Cerebras CS-1


The Cerebras CS-1 system is attached to the SDF-CS1 (Ultra2) system which serves as a host, provides access to files, the SLURM batch system etc.


To login to the host system, use the username and password you obtain from SAFE, along with the SSH Key you registered when creating the account. You can then login directly to the host via: ssh <username>

Running Jobs

All jobs must be run via SLURM to avoid inconveniencing other users of the system. The csrun_cpu and csrun_wse scripts themselves contain calls to srun to work with the SLURM system, so note the omission of srun in the below examples. Users can either copy these files from /home/y26/shared/bin to their own home directory should they wish, or use the centrally supplied version. In either case, ensure they are in your PATH before execution, eg:

export PATH=$PATH:/home/y26/shared/bin

Run on the host

Jobs can be run on the host system (eg simulations, test scripts) using the csrun_cpu wrapper. Here is the example from the Cerebras documentation on PyTorch.
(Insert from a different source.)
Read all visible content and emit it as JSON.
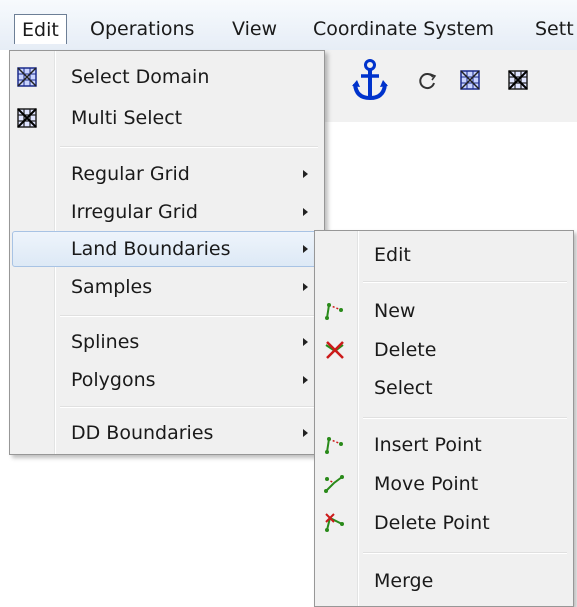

Note that this assumes csrun_cpu is in your path.

#SBATCH --job-name=Example        # Job name
#SBATCH --cpus-per-task=2         # Request 2 cores
#SBATCH --output=example_%j.log   # Standard output and error log

csrun_cpu python-pt --mode train --compile_only --params configs/<name-of-the-params-file.yaml>

Run on the CS-1

The following will run the above PyTorch example on the CS-1 - note the --cs_ip argument with port number passed in via the command line, and the inclusion of the --gres option to request use of the CS-1 via SLURM.

#SBATCH --job-name=Example        # Job name
#SBATCH --tasks-per-node=8        # There is only one node on SDF-CS1
#SBATCH --cpus-per-task=16        # Each cpu is a core
#SBATCH --gres=cs:1               # Request CS-1 system
#SBATCH --output=example_%j.log   # Standard output and error log

csrun_wse python-pt --mode train --cs_ip --params configs/<name-of-the-params-file.yaml>